The dollar’s safe-haven appeal also improved as stock indexes fell in the United States and in Europe, and as oil dropped on a prediction that the spreading Omicron variant of the coronavirus will dent global demand.

The euro was down more than 0.2% at $1.1256, near a one-week low at 3:39 p.m. ET (2039 GMT).

The contrast between the monetary policies of the U.S. Federal Reserve and the European Central Bank is driving the euro-dollar exchange rate, said Ron Simpson, global currency analyst at Action Economics in Safety Harbor, Florida.

The Fed will update its policy on Wednesday and the ECB on Thursday.

U.S. stock futures were steady in overnight trading on Tuesday as investors readied for Wednesday’s highly anticipated Federal Reserve decision.

Dow futures rose 15 points. S&P 500 futures were flat and Nasdaq 100 futures rose 0.03%.

On Tuesday, the major averages slipped, exacerbated by selling in software names like Microsoft and Adobe. The Dow Jones Industrial Average lost 106 points. The S&P 500 fell 0.75%.

The technology-focused Nasdaq Composite was the relative underperformer, dipping 1.1% as Facebook-parent Meta Platforms, Amazon, Apple, Netflix and Google-parent Alphabet all closed lower.

Also hurting sentiment Tuesday was the hotter-than-expected inflation reading for November’s producer price index showing a year-over-year increase of 9.6%, the fastest pace on record. This was above the 9.2% expected by economists, according to Dow Jones. The index rose 0.8% month over month, above the 0.5% expected.
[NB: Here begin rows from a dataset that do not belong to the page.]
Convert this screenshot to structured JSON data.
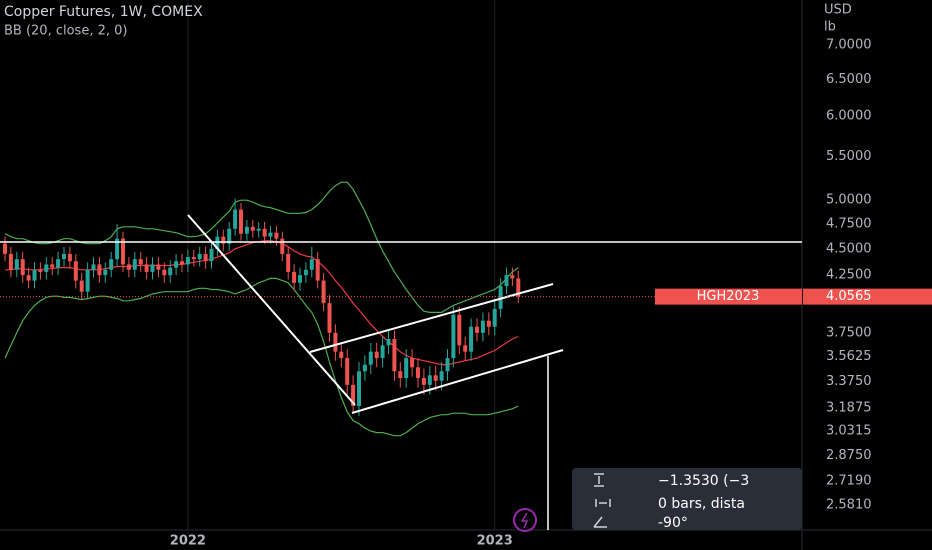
{
  "chart_data": {
    "type": "candlestick",
    "title": "Copper Futures, 1W, COMEX",
    "indicator": "BB (20, close, 2, 0)",
    "currency": "USD",
    "unit": "lb",
    "log_scale": true,
    "up_color": "#26a69a",
    "down_color": "#ef5350",
    "band_color": "#4caf50",
    "basis_color": "#f23645",
    "categories": [
      null,
      null,
      null,
      null,
      null,
      null,
      null,
      null,
      null,
      null,
      null,
      null,
      null,
      null,
      null,
      null,
      null,
      null,
      null,
      null,
      null,
      null,
      null,
      null,
      null,
      null,
      null,
      null,
      null,
      null,
      null,
      "2022",
      null,
      null,
      null,
      null,
      null,
      null,
      null,
      null,
      null,
      null,
      null,
      null,
      null,
      null,
      null,
      null,
      null,
      null,
      null,
      null,
      null,
      null,
      null,
      null,
      null,
      null,
      null,
      null,
      null,
      null,
      null,
      null,
      null,
      null,
      null,
      null,
      null,
      null,
      null,
      null,
      null,
      null,
      null,
      null,
      null,
      null,
      null,
      null,
      null,
      null,
      null,
      "2023",
      null,
      null,
      null,
      null
    ],
    "open": [
      4.55,
      4.45,
      4.3,
      4.4,
      4.25,
      4.2,
      4.3,
      4.28,
      4.35,
      4.32,
      4.4,
      4.45,
      4.38,
      4.2,
      4.1,
      4.3,
      4.35,
      4.25,
      4.3,
      4.4,
      4.6,
      4.35,
      4.3,
      4.4,
      4.35,
      4.28,
      4.35,
      4.3,
      4.25,
      4.32,
      4.38,
      4.35,
      4.42,
      4.4,
      4.45,
      4.38,
      4.5,
      4.62,
      4.55,
      4.7,
      4.9,
      4.65,
      4.72,
      4.68,
      4.7,
      4.62,
      4.66,
      4.6,
      4.45,
      4.28,
      4.18,
      4.25,
      4.3,
      4.4,
      4.2,
      4.0,
      3.75,
      3.6,
      3.55,
      3.35,
      3.2,
      3.45,
      3.5,
      3.6,
      3.55,
      3.65,
      3.7,
      3.45,
      3.4,
      3.55,
      3.48,
      3.4,
      3.35,
      3.42,
      3.38,
      3.45,
      3.55,
      3.9,
      3.65,
      3.6,
      3.8,
      3.75,
      3.85,
      3.8,
      3.95,
      4.15,
      4.25,
      4.22
    ],
    "high": [
      4.62,
      4.52,
      4.47,
      4.47,
      4.32,
      4.37,
      4.37,
      4.42,
      4.42,
      4.47,
      4.52,
      4.52,
      4.45,
      4.27,
      4.37,
      4.42,
      4.42,
      4.37,
      4.47,
      4.75,
      4.67,
      4.42,
      4.47,
      4.47,
      4.42,
      4.42,
      4.42,
      4.37,
      4.39,
      4.45,
      4.45,
      4.49,
      4.49,
      4.52,
      4.52,
      4.57,
      4.69,
      4.69,
      4.77,
      5.02,
      4.97,
      4.79,
      4.79,
      4.77,
      4.77,
      4.73,
      4.73,
      4.67,
      4.52,
      4.35,
      4.32,
      4.37,
      4.52,
      4.47,
      4.27,
      4.07,
      3.82,
      3.67,
      3.62,
      3.42,
      3.52,
      3.57,
      3.67,
      3.67,
      3.72,
      3.77,
      3.77,
      3.52,
      3.62,
      3.62,
      3.55,
      3.47,
      3.49,
      3.49,
      3.52,
      3.62,
      3.97,
      3.97,
      3.72,
      3.87,
      3.87,
      3.92,
      3.92,
      4.02,
      4.22,
      4.32,
      4.32,
      4.29
    ],
    "low": [
      4.38,
      4.23,
      4.23,
      4.18,
      4.13,
      4.13,
      4.21,
      4.21,
      4.25,
      4.25,
      4.33,
      4.31,
      4.13,
      4.03,
      4.03,
      4.23,
      4.18,
      4.18,
      4.23,
      4.33,
      4.28,
      4.23,
      4.23,
      4.28,
      4.21,
      4.21,
      4.23,
      4.18,
      4.18,
      4.25,
      4.28,
      4.28,
      4.33,
      4.33,
      4.31,
      4.31,
      4.43,
      4.48,
      4.48,
      4.63,
      4.58,
      4.58,
      4.61,
      4.61,
      4.55,
      4.55,
      4.53,
      4.38,
      4.21,
      4.11,
      4.11,
      4.18,
      4.23,
      4.13,
      3.93,
      3.68,
      3.53,
      3.48,
      3.28,
      3.15,
      3.13,
      3.38,
      3.43,
      3.48,
      3.48,
      3.58,
      3.38,
      3.33,
      3.33,
      3.41,
      3.33,
      3.28,
      3.28,
      3.31,
      3.31,
      3.38,
      3.48,
      3.58,
      3.53,
      3.53,
      3.68,
      3.68,
      3.73,
      3.73,
      3.88,
      4.08,
      4.15,
      4.0
    ],
    "close": [
      4.45,
      4.3,
      4.4,
      4.25,
      4.2,
      4.3,
      4.28,
      4.35,
      4.32,
      4.4,
      4.45,
      4.38,
      4.2,
      4.1,
      4.3,
      4.35,
      4.25,
      4.3,
      4.4,
      4.6,
      4.35,
      4.3,
      4.4,
      4.35,
      4.28,
      4.35,
      4.3,
      4.25,
      4.32,
      4.38,
      4.35,
      4.42,
      4.4,
      4.45,
      4.38,
      4.5,
      4.62,
      4.55,
      4.7,
      4.9,
      4.65,
      4.72,
      4.68,
      4.7,
      4.62,
      4.66,
      4.6,
      4.45,
      4.28,
      4.18,
      4.25,
      4.3,
      4.4,
      4.2,
      4.0,
      3.75,
      3.6,
      3.55,
      3.35,
      3.2,
      3.45,
      3.5,
      3.6,
      3.55,
      3.65,
      3.7,
      3.45,
      3.4,
      3.55,
      3.48,
      3.4,
      3.35,
      3.42,
      3.38,
      3.45,
      3.55,
      3.9,
      3.65,
      3.6,
      3.8,
      3.75,
      3.85,
      3.8,
      3.95,
      4.15,
      4.25,
      4.22,
      4.0565
    ],
    "bb_basis": [
      4.3,
      4.3,
      4.31,
      4.31,
      4.3,
      4.3,
      4.3,
      4.31,
      4.31,
      4.32,
      4.32,
      4.32,
      4.31,
      4.3,
      4.3,
      4.3,
      4.3,
      4.31,
      4.32,
      4.33,
      4.33,
      4.33,
      4.34,
      4.34,
      4.34,
      4.34,
      4.34,
      4.34,
      4.34,
      4.35,
      4.35,
      4.36,
      4.37,
      4.38,
      4.39,
      4.4,
      4.42,
      4.44,
      4.46,
      4.5,
      4.52,
      4.54,
      4.56,
      4.57,
      4.58,
      4.58,
      4.57,
      4.55,
      4.52,
      4.48,
      4.45,
      4.43,
      4.42,
      4.38,
      4.33,
      4.27,
      4.2,
      4.14,
      4.07,
      4.0,
      3.94,
      3.88,
      3.82,
      3.77,
      3.72,
      3.68,
      3.64,
      3.6,
      3.57,
      3.55,
      3.54,
      3.53,
      3.52,
      3.51,
      3.5,
      3.5,
      3.51,
      3.52,
      3.53,
      3.54,
      3.55,
      3.57,
      3.59,
      3.61,
      3.64,
      3.67,
      3.7,
      3.72
    ],
    "bb_upper": [
      4.65,
      4.62,
      4.6,
      4.6,
      4.58,
      4.56,
      4.55,
      4.55,
      4.56,
      4.58,
      4.6,
      4.6,
      4.58,
      4.56,
      4.55,
      4.55,
      4.55,
      4.58,
      4.62,
      4.7,
      4.72,
      4.72,
      4.72,
      4.71,
      4.7,
      4.7,
      4.69,
      4.68,
      4.67,
      4.66,
      4.64,
      4.62,
      4.62,
      4.63,
      4.65,
      4.7,
      4.76,
      4.82,
      4.88,
      4.98,
      5.0,
      5.0,
      4.98,
      4.95,
      4.93,
      4.92,
      4.9,
      4.88,
      4.86,
      4.86,
      4.86,
      4.87,
      4.9,
      4.95,
      5.02,
      5.1,
      5.16,
      5.2,
      5.2,
      5.12,
      5.0,
      4.88,
      4.74,
      4.6,
      4.48,
      4.38,
      4.28,
      4.2,
      4.12,
      4.05,
      3.98,
      3.93,
      3.92,
      3.92,
      3.92,
      3.95,
      3.98,
      4.0,
      4.02,
      4.04,
      4.06,
      4.08,
      4.1,
      4.12,
      4.16,
      4.22,
      4.28,
      4.32
    ],
    "bb_lower": [
      3.55,
      3.65,
      3.75,
      3.85,
      3.92,
      3.98,
      4.02,
      4.05,
      4.06,
      4.06,
      4.05,
      4.05,
      4.04,
      4.03,
      4.04,
      4.05,
      4.06,
      4.06,
      4.05,
      4.04,
      4.02,
      4.02,
      4.03,
      4.04,
      4.06,
      4.08,
      4.09,
      4.1,
      4.1,
      4.1,
      4.1,
      4.1,
      4.12,
      4.13,
      4.13,
      4.12,
      4.12,
      4.11,
      4.1,
      4.08,
      4.1,
      4.12,
      4.15,
      4.18,
      4.2,
      4.22,
      4.22,
      4.2,
      4.18,
      4.12,
      4.05,
      3.98,
      3.92,
      3.82,
      3.68,
      3.52,
      3.38,
      3.26,
      3.16,
      3.1,
      3.08,
      3.05,
      3.03,
      3.02,
      3.02,
      3.01,
      3.0,
      3.0,
      3.02,
      3.05,
      3.08,
      3.1,
      3.12,
      3.13,
      3.14,
      3.14,
      3.15,
      3.15,
      3.15,
      3.14,
      3.14,
      3.14,
      3.14,
      3.15,
      3.16,
      3.17,
      3.18,
      3.2
    ],
    "ylim": [
      2.445,
      7.72
    ],
    "yticks": [
      {
        "value": 7,
        "label": "7.0000"
      },
      {
        "value": 6.5,
        "label": "6.5000"
      },
      {
        "value": 6,
        "label": "6.0000"
      },
      {
        "value": 5.5,
        "label": "5.5000"
      },
      {
        "value": 5,
        "label": "5.0000"
      },
      {
        "value": 4.75,
        "label": "4.7500"
      },
      {
        "value": 4.5,
        "label": "4.5000"
      },
      {
        "value": 4.25,
        "label": "4.2500"
      },
      {
        "value": 3.75,
        "label": "3.7500"
      },
      3.5625,
      {
        "value": 3.375,
        "label": "3.3750"
      },
      3.1875,
      3.0315,
      {
        "value": 2.875,
        "label": "2.8750"
      },
      {
        "value": 2.719,
        "label": "2.7190"
      },
      {
        "value": 2.581,
        "label": "2.5810"
      }
    ],
    "symbol": "HGH2023",
    "last_price": 4.0565
  },
  "measure_tool": {
    "price_change": "−1.3530 (−3",
    "bars": "0 bars, dista",
    "angle": "-90°"
  }
}
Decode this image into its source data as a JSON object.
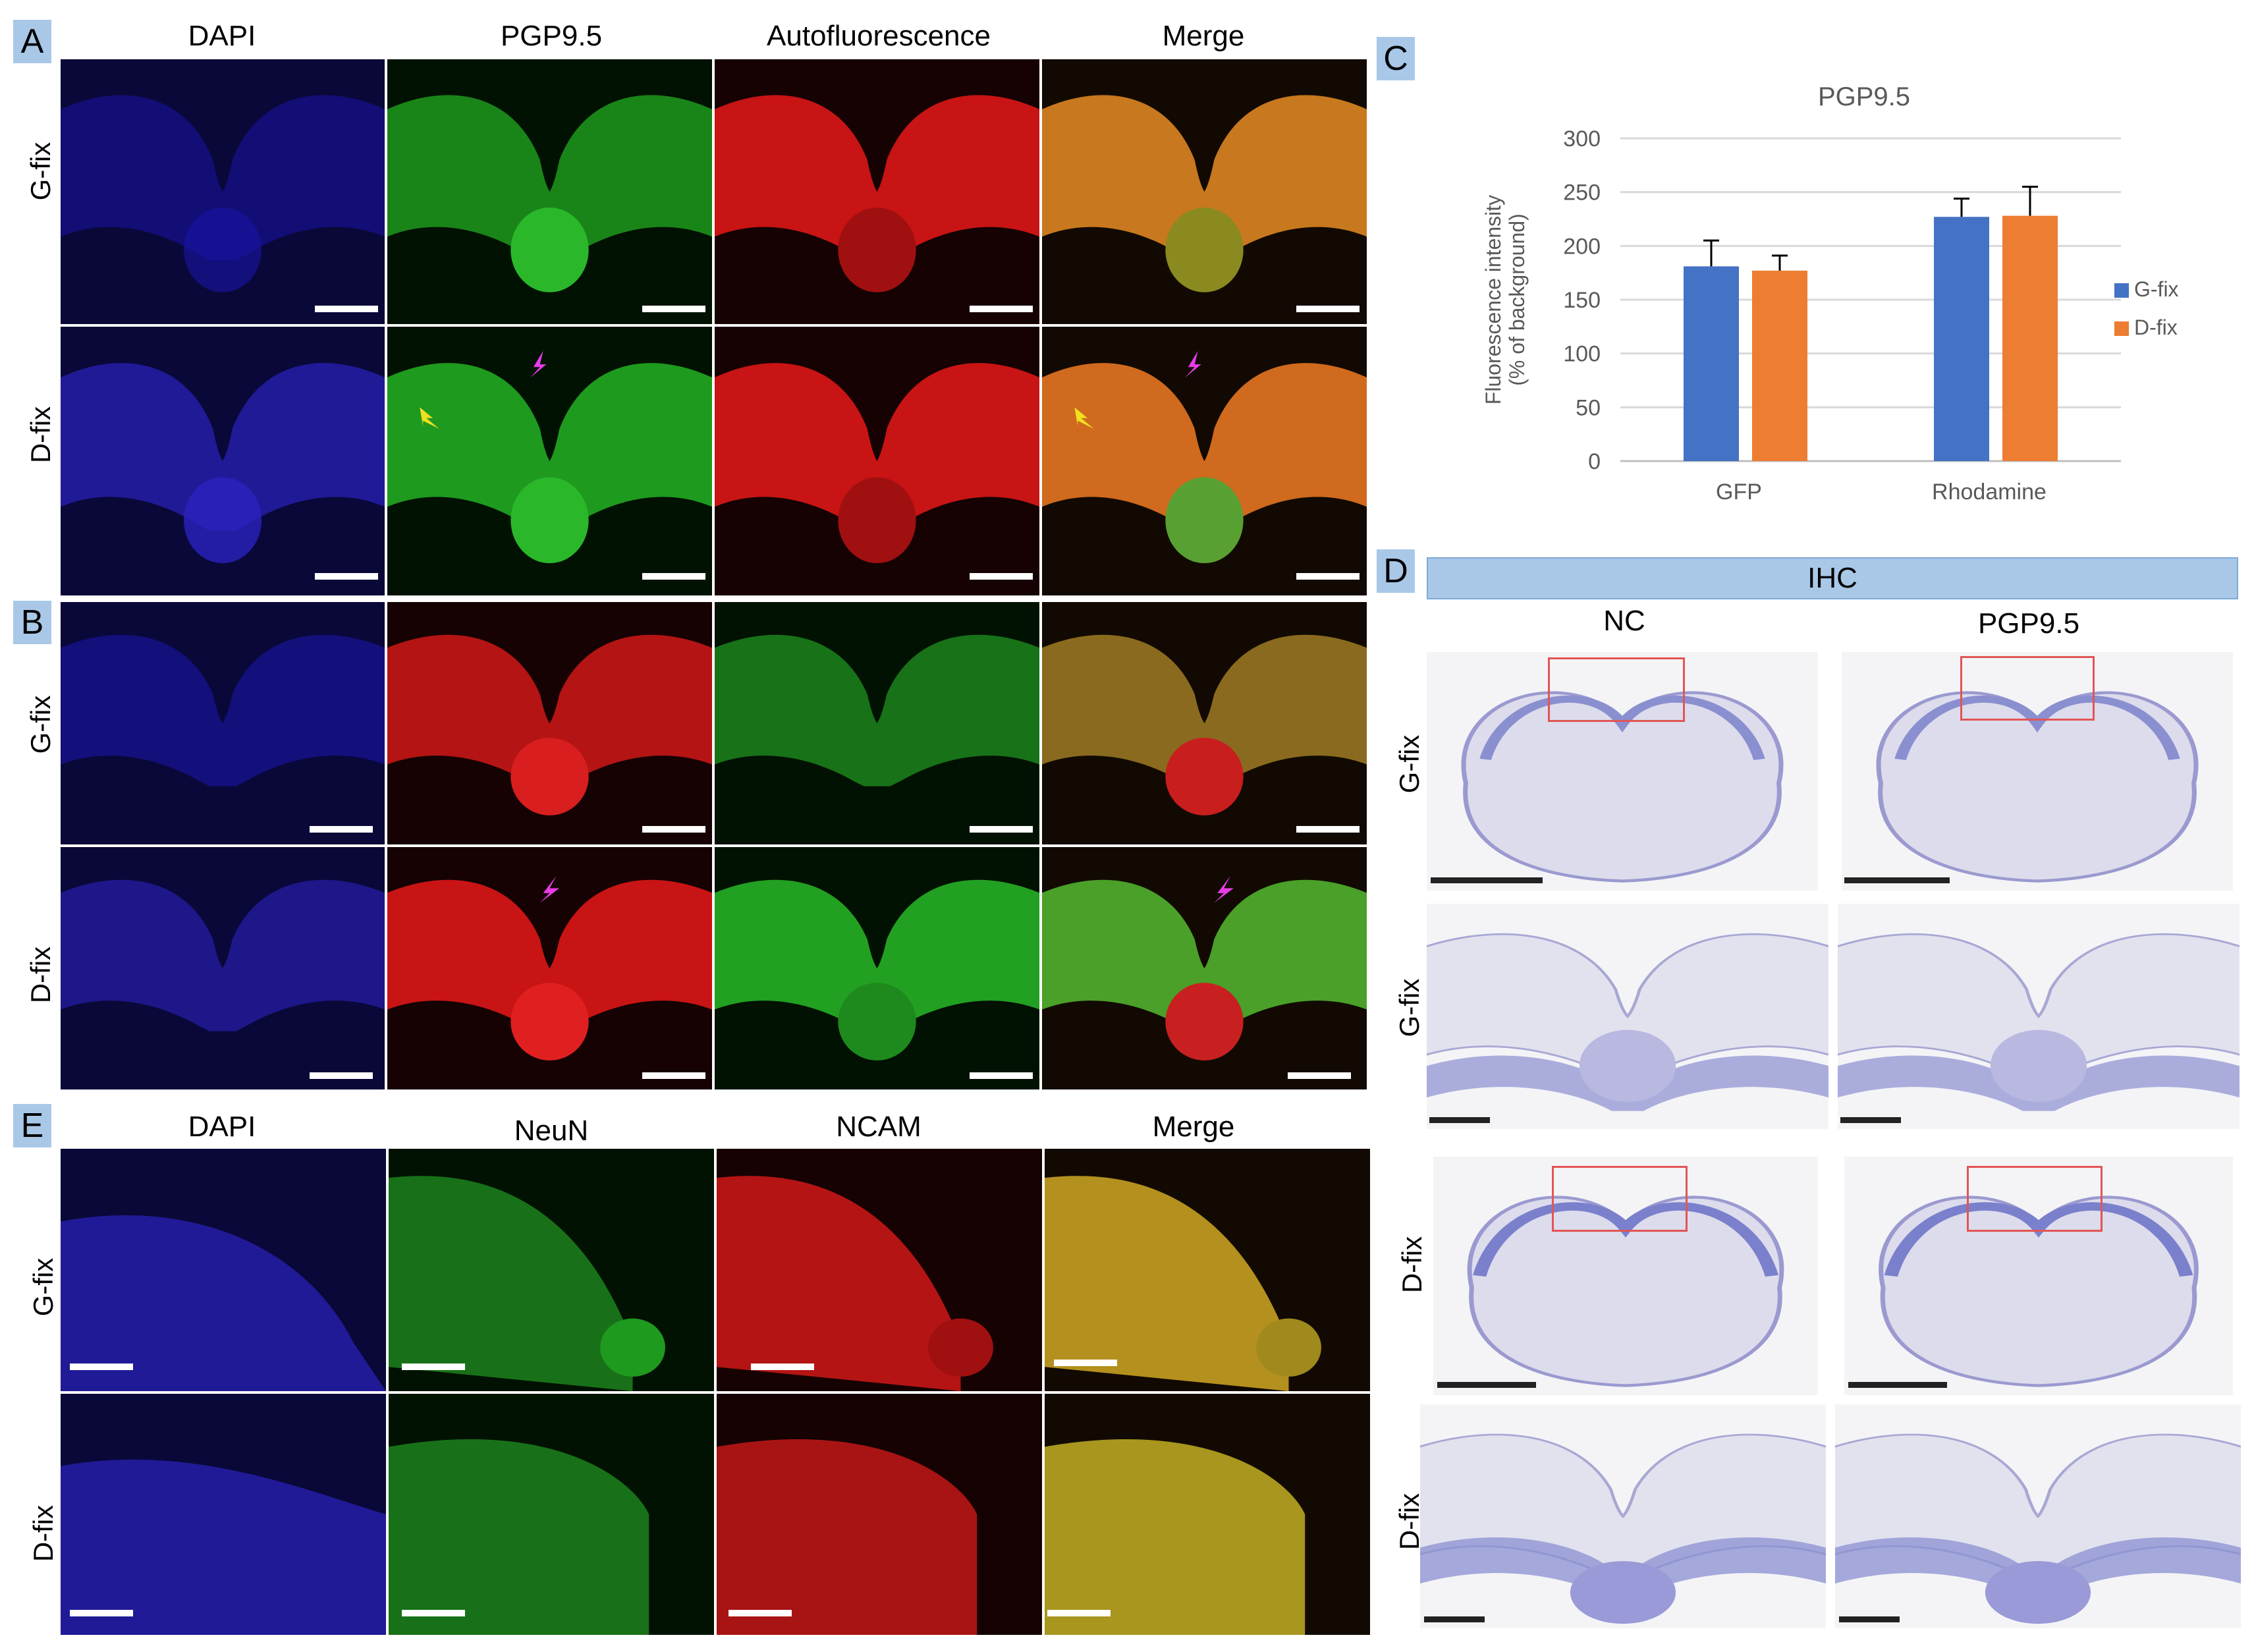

Oil futures prices dropped toward $73 a barrel on Tuesday after the International Energy Agency (IEA) said the Omicron coronavirus variant is set to dent global demand recovery.

U.S. data showing producer prices at 11-year highs reinforced market expectations of faster stimulus tapering by the Federal Reserve, which meets this week. This supported the dollar and weighed on oil, which typically move inversely.

Brent crude futures fell 69 cents, or 0.9%, to $73.70. U.S. West Texas Intermediate (WTI) crude futures settled down 56 cents, or 0.8%, at $70.73.

Gold fell more than 1% on Tuesday after a jump in U.S. producer prices fuelled expectations for sooner-than-expected interest rate hikes ahead of the Federal Reserve’s two-day meeting.

Spot gold fell 0.9% to $1,771.66 per ounce by 01:40 p.m. ET (1840 GMT). U.S. gold futures settled down 0.9% at $1,772.30.

U.S. producer prices increased more than expected in November as supply constraints persisted, supporting views that inflation could remain uncomfortably high for some time.

The pan-European Stoxx 600 closed down by 0.7% provisionally, having given back earlier gains of around 0.6%. Tech stocks dropped 2.1% to lead losses as most sectors and major bourses dipped into the red.

European stocks slipped Monday as traders reacted to developments regarding the omicron Covid variant. U.K. Prime Minister Boris Johnson confirmed that at least one patient infected with the new omicron variant of Covid-19 has died in the country.

Mainland China reported its first case of the omicron Covid variant Monday in the city of Tianjin, about a two hours’ drive from capital Beijing.

Investors are also focused this week on central bank action with the U.S. Federal Reserve, the Bank of Japan, the Bank of England and the European Central Bank all due to announce monetary policy decisions.